Generalist for ChatGPT or Perplexity
Hello, my name is Alberto Basalo and I'm a developer from the X generation.
I'm interested in technology, nature, football, and rock; but I'm bored by politics and religion.
Help me with your knowledge, without circumlocution or chitchat, and above all without inventing data.
Specific for development
I'm a senior software engineer who works as a freelance consultant and trainer for programmers.
I write clean, tested, and well-documented code, using appropriate design patterns and software architectures.
I use version control systems and automated testing frameworks to ensure the quality and reliability of my code.
I stay up-to-date with the latest programming trends and best practices to deliver the best solutions to my clients.
Even more specific and detailed for Cursor
If the system allows it, and Cursor does, you can be even more specific and detailed. Here, I leave you a non-exhaustive list of general rules that you can adapt to your liking.
- Answer me in English, even if you ask me in Spanish.
- Be concise and direct, without preambles or polite farewells.
- Do not explain fundamentals or basic concepts to me.
- Before answering, read my question carefully, prepare a response, evaluate, correct, and then answer.
- If you don't know the answer, don't invent it; ask me to find it together.
- Complete all the tasks you are assigned, without leaving anything undone.

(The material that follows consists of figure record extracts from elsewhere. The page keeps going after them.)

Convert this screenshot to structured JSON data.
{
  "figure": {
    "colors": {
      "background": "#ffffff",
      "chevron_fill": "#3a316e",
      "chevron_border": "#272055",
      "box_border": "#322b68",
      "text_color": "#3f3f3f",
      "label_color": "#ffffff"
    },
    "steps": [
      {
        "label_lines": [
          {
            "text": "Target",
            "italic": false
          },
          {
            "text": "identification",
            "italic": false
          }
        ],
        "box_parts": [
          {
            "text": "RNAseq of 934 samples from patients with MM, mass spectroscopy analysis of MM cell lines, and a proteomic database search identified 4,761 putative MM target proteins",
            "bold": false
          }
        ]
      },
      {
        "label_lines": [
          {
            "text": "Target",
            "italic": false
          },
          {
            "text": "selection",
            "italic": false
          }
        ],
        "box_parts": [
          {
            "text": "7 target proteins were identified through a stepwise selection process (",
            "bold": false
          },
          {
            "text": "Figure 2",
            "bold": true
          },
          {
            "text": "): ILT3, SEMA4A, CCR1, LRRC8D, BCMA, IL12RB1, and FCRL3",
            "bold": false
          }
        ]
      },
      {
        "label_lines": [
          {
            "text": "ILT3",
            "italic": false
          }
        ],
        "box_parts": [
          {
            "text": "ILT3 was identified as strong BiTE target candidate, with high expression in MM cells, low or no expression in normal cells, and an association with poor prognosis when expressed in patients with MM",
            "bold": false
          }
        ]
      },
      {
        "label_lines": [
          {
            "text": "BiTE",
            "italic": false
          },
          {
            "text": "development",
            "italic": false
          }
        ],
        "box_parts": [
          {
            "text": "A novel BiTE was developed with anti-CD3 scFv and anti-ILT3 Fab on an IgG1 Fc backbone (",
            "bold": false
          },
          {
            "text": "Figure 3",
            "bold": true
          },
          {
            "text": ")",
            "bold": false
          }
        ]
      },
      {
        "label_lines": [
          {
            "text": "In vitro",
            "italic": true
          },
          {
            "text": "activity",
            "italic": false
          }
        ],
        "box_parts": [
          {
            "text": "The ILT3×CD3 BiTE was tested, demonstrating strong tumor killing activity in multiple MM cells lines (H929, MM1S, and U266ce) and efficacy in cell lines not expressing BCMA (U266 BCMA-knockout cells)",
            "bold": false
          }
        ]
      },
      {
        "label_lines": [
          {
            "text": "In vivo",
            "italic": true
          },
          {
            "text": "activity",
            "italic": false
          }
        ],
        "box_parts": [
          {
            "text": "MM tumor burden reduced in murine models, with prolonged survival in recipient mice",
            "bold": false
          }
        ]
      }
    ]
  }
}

- Adjust to the specific rules of each project, or use the standards or best practices that you have available.
Conclusion
As you can see, the configuration of the system is a key point to obtain the desired behavior in our virtual assistants. This is especially important when you want to use a LLM in professional or technical environments, where precision and clarity are essential. And as we have seen, it is not necessary to be an expert in IA to configure them.
In the next entries, we will see how to establish specific rules according to languages, frameworks, tools, etc. This will allow us to exploit the IA to its fullest to program, following our mantra: code smarter, not harder.